Role Recall: Anthony Edwards on Goose's 'Top Gun' Demise, the Inspiration for Spicoli in 'Fast Times,' and More


Sean Penn is a respected actor, director, and activist, but for a generation of moviegoers, he will always be Jeff Spicoli, the stoner extraordinaire from Fast Times at Ridgemont High. In real life, of course, Penn is the exact opposite of the blissed-out surfer dude he played in Amy Heckerling’s 1982 high school classic. But there is a real “Jeff Spicoli,” and Anthony Edwards — who co-starred in Fast Times alongside Penn as a fellow stoner — has seen him up close and personal. “Sean took me to a party in Malibu, and he pointed to this guy and he goes, ‘That’s who Spicoli is,’” the actor tells Yahoo Movies in our new Role Recall above. “I saw this guy, and he was nothing like [Spicoli]! For Sean, whatever it was about that guy inspired this thing. And I realized that’s what this is about: Inspiration can come from a lot of different places.”

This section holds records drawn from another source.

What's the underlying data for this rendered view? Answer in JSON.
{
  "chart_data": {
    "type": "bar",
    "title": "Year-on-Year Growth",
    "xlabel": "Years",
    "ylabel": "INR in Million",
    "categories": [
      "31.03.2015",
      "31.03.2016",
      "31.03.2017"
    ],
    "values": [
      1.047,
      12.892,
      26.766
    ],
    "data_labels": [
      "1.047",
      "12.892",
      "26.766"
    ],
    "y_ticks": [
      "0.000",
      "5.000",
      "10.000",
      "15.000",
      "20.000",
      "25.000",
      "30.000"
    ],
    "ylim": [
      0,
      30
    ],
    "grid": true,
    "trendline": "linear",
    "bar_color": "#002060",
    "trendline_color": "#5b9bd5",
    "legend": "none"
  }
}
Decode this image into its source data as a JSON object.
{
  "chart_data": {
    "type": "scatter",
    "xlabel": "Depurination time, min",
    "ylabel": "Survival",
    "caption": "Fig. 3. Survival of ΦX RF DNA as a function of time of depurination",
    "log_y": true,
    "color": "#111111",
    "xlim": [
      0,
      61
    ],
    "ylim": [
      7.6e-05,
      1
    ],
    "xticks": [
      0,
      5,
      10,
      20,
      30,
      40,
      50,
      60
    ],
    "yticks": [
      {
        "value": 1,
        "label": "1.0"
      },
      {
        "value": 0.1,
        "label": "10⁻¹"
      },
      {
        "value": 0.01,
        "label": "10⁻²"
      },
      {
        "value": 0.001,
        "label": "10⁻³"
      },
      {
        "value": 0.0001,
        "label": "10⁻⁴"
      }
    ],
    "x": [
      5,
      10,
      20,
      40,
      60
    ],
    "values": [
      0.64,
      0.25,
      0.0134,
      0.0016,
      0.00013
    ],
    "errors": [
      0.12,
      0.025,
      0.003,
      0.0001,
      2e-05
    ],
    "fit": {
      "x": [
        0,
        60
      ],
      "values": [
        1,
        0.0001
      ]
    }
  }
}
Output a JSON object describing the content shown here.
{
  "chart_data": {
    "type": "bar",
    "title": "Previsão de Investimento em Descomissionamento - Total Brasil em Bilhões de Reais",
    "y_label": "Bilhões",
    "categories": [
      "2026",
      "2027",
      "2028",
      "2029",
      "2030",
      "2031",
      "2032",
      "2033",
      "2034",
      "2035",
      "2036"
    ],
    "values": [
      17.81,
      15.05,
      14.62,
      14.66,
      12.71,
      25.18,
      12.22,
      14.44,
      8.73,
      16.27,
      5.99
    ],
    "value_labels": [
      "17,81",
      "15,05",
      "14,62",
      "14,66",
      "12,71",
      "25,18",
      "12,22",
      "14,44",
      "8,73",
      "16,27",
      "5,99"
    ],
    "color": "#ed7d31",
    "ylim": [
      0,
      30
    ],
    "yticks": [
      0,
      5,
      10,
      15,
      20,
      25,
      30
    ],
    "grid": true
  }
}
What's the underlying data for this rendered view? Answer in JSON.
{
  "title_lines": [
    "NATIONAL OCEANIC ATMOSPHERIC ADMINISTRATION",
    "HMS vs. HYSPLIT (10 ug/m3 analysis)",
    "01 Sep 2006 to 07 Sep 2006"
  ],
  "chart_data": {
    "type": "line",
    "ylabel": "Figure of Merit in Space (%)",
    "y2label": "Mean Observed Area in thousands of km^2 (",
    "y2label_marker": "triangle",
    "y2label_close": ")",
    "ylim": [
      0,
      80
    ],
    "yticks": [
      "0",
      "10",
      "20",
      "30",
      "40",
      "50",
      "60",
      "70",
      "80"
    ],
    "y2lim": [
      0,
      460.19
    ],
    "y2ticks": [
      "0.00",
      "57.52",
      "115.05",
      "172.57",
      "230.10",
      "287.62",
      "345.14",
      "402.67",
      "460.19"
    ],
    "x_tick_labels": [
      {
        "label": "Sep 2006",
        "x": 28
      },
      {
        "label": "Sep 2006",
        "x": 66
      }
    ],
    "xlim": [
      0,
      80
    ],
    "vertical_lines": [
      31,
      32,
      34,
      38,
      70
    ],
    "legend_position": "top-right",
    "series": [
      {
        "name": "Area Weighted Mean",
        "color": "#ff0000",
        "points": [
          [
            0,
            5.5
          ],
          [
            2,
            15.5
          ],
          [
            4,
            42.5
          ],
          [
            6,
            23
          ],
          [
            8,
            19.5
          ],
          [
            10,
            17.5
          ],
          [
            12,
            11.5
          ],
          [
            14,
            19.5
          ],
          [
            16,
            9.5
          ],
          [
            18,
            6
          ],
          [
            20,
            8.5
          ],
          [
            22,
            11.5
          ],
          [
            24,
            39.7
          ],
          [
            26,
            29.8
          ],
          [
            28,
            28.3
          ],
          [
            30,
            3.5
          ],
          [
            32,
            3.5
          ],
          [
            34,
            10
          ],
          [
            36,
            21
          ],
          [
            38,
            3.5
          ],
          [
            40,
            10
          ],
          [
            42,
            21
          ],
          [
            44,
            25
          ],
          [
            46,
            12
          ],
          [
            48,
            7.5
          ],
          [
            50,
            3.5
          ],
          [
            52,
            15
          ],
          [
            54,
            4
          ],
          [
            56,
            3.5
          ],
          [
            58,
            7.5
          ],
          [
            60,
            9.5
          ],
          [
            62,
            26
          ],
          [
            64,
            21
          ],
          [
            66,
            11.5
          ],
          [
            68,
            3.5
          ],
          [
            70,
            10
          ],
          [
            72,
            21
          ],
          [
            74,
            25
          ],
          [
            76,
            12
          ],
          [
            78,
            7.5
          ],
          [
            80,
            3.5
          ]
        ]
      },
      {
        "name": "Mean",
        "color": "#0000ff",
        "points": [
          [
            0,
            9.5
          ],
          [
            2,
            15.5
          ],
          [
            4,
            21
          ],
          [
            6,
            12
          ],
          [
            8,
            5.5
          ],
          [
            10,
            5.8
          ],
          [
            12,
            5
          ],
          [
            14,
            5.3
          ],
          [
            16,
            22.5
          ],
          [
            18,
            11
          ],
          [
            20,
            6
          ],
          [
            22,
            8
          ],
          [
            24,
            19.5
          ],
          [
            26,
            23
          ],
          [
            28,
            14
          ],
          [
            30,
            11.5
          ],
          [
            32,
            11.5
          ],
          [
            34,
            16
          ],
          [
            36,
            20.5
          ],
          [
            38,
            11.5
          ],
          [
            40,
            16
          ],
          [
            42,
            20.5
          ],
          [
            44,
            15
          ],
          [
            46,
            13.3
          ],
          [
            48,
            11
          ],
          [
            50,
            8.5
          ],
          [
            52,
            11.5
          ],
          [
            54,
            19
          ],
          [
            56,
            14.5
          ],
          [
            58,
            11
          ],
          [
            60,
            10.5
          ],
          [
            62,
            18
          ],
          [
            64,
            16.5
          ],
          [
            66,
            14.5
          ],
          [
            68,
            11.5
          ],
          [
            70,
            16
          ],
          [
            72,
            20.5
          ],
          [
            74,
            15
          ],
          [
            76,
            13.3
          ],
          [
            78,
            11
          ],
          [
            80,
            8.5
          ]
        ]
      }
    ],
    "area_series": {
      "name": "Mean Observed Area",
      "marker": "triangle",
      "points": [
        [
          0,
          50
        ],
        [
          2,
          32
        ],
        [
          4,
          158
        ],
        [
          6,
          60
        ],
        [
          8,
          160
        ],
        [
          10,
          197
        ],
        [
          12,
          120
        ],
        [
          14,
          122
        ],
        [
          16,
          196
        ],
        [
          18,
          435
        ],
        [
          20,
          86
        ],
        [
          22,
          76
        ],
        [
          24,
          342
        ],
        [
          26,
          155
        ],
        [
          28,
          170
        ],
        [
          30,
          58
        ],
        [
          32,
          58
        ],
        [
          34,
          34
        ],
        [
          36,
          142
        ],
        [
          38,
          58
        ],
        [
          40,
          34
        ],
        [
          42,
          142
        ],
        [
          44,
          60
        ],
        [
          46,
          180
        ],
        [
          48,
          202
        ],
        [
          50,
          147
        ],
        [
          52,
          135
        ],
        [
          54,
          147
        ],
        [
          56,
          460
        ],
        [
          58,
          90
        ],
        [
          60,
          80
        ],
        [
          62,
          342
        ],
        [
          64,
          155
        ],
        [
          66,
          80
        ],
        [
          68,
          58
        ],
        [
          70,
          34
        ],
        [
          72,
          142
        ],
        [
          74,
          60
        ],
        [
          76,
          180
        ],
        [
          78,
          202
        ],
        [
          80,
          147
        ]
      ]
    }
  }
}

While Edwards had only a small role in Fast Times, one could argue that he’s the real star of another ’80s classic, Top Gun. After all, the tragic death of his Navy flyboy Nick “Goose” Bradshaw serves as the emotional crux of that 1986 favorite, sending his buddy Pete “Maverick” Mitchell (Tom Cruise) into a personal tailspin that he barely pulls out of in time for the climactic aerial battle.

Thirty years after the immortal Summer of ’86, Edwards is still pleased to have been what he laughingly describes as “an emotional speed bump” on Maverick’s path back to top gun status. “Goose’s journey is wonderfully tragic because you like him so much. You’re like, ‘Why does he have to die?’ But in that form of storytelling, you have to make your hero suffer and overcome.”

Fast Times and Top Gun aren’t the only ’80s hits on Edwards’s filmography; he also made memorable appearances in The Sure Thing and Revenge of the Nerds prior to joining what became one of the defining TV shows of the ’90s, ER. In addition to multiple Emmy nominations, that series awarded him the opportunity to flex his directing muscles, which he puts to good use helming the new indie comedy My Dead Boyfriend, which opened in theaters and on VOD earlier this month. The film stars Heather Graham as a woman who discovers her slacker boyfriend’s deep inner life … after he dies. “In the indie world and the TV world, it’s all about time,” Edwards says. “There are always serious limitations and your job is to make the most out of them.”